Boyd and Ballard try and track down Joel Mynor ("Man on the Street") who is the last client alive. Joel is reluctant to go with Ballard but eventually does so after Echo/Rebecca appears and they bring Joel to the Dollhouse. Adelle is angry with Boyd and Ballard for taking Echo out of isolation and subsequently places Echo back into isolation. Alpha appears in Adelle's office. Adelle tries to bargain with Alpha but Alpha wants nothing Adelle can give. However, Alpha shows Adelle photos of Ballard and Echo together during their 3-month absence from the house. Boyd and Ballard then see Alpha on their surveillance cameras. Alpha activates a remote imprinting, making all the actives fight the Dollhouse staff. Echo is unaffected and breaks out of isolation. Adelle locks herself in Dr. Saunder's office. Ballard arrives in Topher's office but is knocked out by Victor.

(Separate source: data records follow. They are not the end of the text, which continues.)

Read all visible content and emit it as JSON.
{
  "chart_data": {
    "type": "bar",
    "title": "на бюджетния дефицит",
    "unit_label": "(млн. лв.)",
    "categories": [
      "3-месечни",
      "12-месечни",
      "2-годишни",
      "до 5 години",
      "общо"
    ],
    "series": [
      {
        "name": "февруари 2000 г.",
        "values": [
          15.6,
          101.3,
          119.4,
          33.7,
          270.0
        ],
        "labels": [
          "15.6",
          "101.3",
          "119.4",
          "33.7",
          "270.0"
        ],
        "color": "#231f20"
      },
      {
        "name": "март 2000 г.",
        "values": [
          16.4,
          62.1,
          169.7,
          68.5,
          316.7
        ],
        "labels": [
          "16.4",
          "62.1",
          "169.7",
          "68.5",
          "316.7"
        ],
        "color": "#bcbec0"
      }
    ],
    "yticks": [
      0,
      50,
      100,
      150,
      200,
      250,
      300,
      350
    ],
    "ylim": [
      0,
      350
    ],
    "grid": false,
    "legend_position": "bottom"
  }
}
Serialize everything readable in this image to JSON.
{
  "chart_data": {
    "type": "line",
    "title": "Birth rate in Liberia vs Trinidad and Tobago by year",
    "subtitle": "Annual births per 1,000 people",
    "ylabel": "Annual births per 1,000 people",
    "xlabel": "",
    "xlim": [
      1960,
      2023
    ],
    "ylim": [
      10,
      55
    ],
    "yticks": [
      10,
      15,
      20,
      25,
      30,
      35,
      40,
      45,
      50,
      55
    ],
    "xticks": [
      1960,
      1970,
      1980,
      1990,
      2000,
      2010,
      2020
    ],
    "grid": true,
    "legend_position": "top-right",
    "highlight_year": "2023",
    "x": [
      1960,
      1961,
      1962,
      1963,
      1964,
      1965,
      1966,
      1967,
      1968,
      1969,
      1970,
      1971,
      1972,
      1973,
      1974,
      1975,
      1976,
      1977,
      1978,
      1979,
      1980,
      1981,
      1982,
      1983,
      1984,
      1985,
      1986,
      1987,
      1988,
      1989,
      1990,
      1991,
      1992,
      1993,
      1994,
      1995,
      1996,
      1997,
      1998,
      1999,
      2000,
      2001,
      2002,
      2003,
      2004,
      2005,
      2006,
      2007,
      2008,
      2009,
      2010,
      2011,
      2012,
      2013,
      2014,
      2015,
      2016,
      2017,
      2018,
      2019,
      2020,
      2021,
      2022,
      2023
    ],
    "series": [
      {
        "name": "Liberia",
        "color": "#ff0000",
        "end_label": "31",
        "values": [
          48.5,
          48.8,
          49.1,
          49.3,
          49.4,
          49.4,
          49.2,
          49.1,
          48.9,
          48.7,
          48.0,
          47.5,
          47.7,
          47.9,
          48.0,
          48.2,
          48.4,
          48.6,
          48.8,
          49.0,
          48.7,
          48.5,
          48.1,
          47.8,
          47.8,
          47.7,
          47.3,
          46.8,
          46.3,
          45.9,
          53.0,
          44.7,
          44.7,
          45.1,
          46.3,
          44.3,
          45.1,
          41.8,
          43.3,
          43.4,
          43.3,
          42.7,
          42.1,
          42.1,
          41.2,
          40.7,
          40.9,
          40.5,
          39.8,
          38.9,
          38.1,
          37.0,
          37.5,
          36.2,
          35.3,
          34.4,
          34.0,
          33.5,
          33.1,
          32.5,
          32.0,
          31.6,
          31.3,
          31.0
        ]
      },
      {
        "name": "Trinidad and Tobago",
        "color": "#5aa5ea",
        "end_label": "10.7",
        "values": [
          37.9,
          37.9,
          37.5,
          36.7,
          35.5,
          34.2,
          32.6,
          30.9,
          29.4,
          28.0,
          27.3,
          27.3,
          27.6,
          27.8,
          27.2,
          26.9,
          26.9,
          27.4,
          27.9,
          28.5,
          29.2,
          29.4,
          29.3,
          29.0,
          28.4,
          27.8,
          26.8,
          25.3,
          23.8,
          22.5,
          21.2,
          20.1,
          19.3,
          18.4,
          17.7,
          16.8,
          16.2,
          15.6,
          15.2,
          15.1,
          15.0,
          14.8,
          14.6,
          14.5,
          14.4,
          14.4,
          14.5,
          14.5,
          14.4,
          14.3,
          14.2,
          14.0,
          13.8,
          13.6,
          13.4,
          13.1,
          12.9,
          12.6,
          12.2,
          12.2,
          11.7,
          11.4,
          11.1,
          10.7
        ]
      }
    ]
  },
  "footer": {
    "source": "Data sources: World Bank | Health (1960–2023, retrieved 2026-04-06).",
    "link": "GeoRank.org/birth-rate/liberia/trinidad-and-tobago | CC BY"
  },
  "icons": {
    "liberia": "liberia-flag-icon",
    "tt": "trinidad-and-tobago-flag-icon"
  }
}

Alpha straps Ballard in the chair and interrogates Ballard on the love they share. Ballard denies the feelings between himself and Echo, but Alpha does not believe him. Echo arrives to save Adelle and takes her, Topher, Boyd and Joel to the bed chambers. Echo leaves to find Paul, but it is too late. Alpha's brain scan of Ballard has left him brain dead. Topher and Boyd go to the manufacturing room to get the remote wipe device. Echo and Alpha engage in a fist fight, which Echo is winning, when Alpha's Ballard imprint gains control of Alpha's body. He uses the neural lock and key to get Echo to try to kill Alpha, but Echo cannot follow through, allowing Alpha to escape.

Topher and Boyd are successful in wiping all the dolls. In the final scenes, Echo watches over Ballard who is on life support. Joel says goodbye to Echo/Rebecca for the last time. Adelle watches Echo's behavior.

==Reception==
===Reviews===
Rachel Reitsleff from iF Magazine said "A Love Supreme" was moving "forward at speed, keeping us highly engaged as the story flows." Eric Goldman from IGN said the episode "lacked a lot of the impact it felt the writers were going for."